Why Is Croatia Subsidizing Electric Cars More than Germany?

Total Croatia News

Croatian subsidies are among the most generous in Europe.

The Fund for Environment Protection and Energy Efficiency has announced (before the new acting director took over) that this year it would again co-finance procurement of electric and hybrid cars with 25 million kuna. However, the budget for the Fund has not been adopted as of yet, and therefore competitions for the subsidies have not yet been published, and in the meantime the public is asking if the state is simply shovelling the money in the direction of the wealthy with these subsidies for the electric cars, reports energetika-net.com on May 22, 2016.

Croatia has been disbursing subsidies for three years now, and they are among the most generous in Europe.
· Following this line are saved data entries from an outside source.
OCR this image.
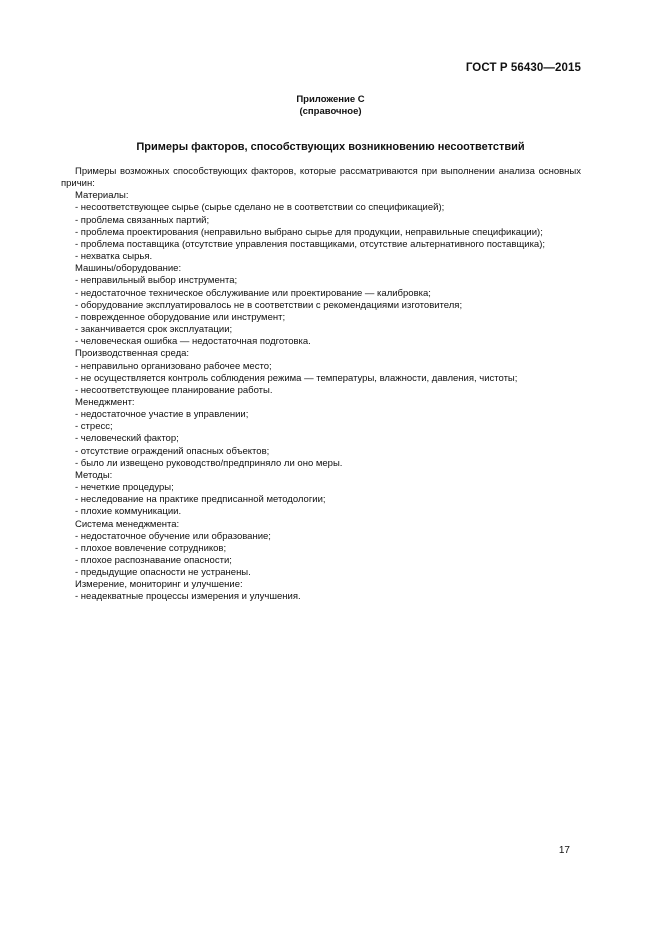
ГОСТ Р 56430—2015
Приложение С
(справочное)
Примеры факторов, способствующих возникновению несоответствий

Примеры возможных способствующих факторов, которые рассматриваются при выполнении анализа основных причин:

Материалы:
- несоответствующее сырье (сырье сделано не в соответствии со спецификацией);
- проблема связанных партий;
- проблема проектирования (неправильно выбрано сырье для продукции, неправильные спецификации);
- проблема поставщика (отсутствие управления поставщиками, отсутствие альтернативного поставщика);
- нехватка сырья.
Машины/оборудование:
- неправильный выбор инструмента;
- недостаточное техническое обслуживание или проектирование — калибровка;
- оборудование эксплуатировалось не в соответствии с рекомендациями изготовителя;
- поврежденное оборудование или инструмент;
- заканчивается срок эксплуатации;
- человеческая ошибка — недостаточная подготовка.
Производственная среда:
- неправильно организовано рабочее место;
- не осуществляется контроль соблюдения режима — температуры, влажности, давления, чистоты;
- несоответствующее планирование работы.
Менеджмент:
- недостаточное участие в управлении;
- стресс;
- человеческий фактор;
- отсутствие ограждений опасных объектов;
- было ли извещено руководство/предприняло ли оно меры.
Методы:
- нечеткие процедуры;
- неследование на практике предписанной методологии;
- плохие коммуникации.
Система менеджмента:
- недостаточное обучение или образование;
- плохое вовлечение сотрудников;
- плохое распознавание опасности;
- предыдущие опасности не устранены.
Измерение, мониторинг и улучшение:
- неадекватные процессы измерения и улучшения.
17
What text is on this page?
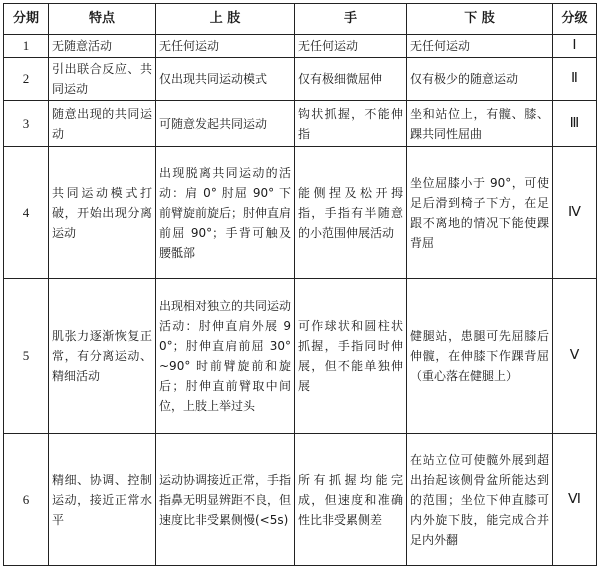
分期	特点	上 肢	手	下 肢	分级
1	无随意活动	无任何运动	无任何运动	无任何运动	Ⅰ
2	引出联合反应、共同运动	仅出现共同运动模式	仅有极细微屈伸	仅有极少的随意运动	Ⅱ
3	随意出现的共同运动	可随意发起共同运动	钩状抓握，不能伸指	坐和站位上，有髋、膝、踝共同性屈曲	Ⅲ
4	共同运动模式打破，开始出现分离运动	出现脱离共同运动的活动：肩 0° 肘屈 90° 下前臂旋前旋后；肘伸直肩前屈 90°；手背可触及腰骶部	能侧捏及松开拇指，手指有半随意的小范围伸展活动	坐位屈膝小于 90°，可使足后滑到椅子下方，在足跟不离地的情况下能使踝背屈	Ⅳ
5	肌张力逐渐恢复正常，有分离运动、精细活动	出现相对独立的共同运动活动：肘伸直肩外展 90°；肘伸直肩前屈 30°~90° 时前臂旋前和旋后；肘伸直前臂取中间位，上肢上举过头	可作球状和圆柱状抓握，手指同时伸展，但不能单独伸展	健腿站，患腿可先屈膝后伸髋，在伸膝下作踝背屈（重心落在健腿上）	Ⅴ
6	精细、协调、控制运动，接近正常水平	运动协调接近正常，手指指鼻无明显辨距不良，但速度比非受累侧慢(<5s)	所有抓握均能完成，但速度和准确性比非受累侧差	在站立位可使髋外展到超出抬起该侧骨盆所能达到的范围；坐位下伸直膝可内外旋下肢，能完成合并足内外翻	Ⅵ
While Croatia gives about 10,000 euros in subsidies for foreign-made electric cars, Germany, a much richer country, is starting with this practice just now and will allocate just 4,000 euros per car for this purpose.

As for hybrid cars, Croatia allocates 30,000 to 50,000 kuna per car, while Germany has decided to support such purchases with 3,000 euros. And what is more, the incentives will not be given by the German state only; half of the money will come from their local car industry, the same industry that makes profit on our car market from our subsidies for e-mobility.

E-mobility is supposed to be a part of a wider concept involving clean transportation, but in Croatia this is not the case. On the other hand, Germans have decided that without detailed cost-benefit analysis they will not give one euro from the budget, so they have not been in a rush to invest the taxpayers’ money in e-mobility. The state gets involved only when there are preconditions for an industry to advance using certain technology. They have tested this approach on renewable energy sources and now they are exporting this approach around the world.

There are almost 30 models of electric vehicles on the German market at this point and the offer keeps growing. Croatia is doing things differently – the state is following foreign trends without a serious analysis, it does not create any preconditions for industry development and is spending money like a drunken millionaire, while the industry and the citizens suffer the consequences.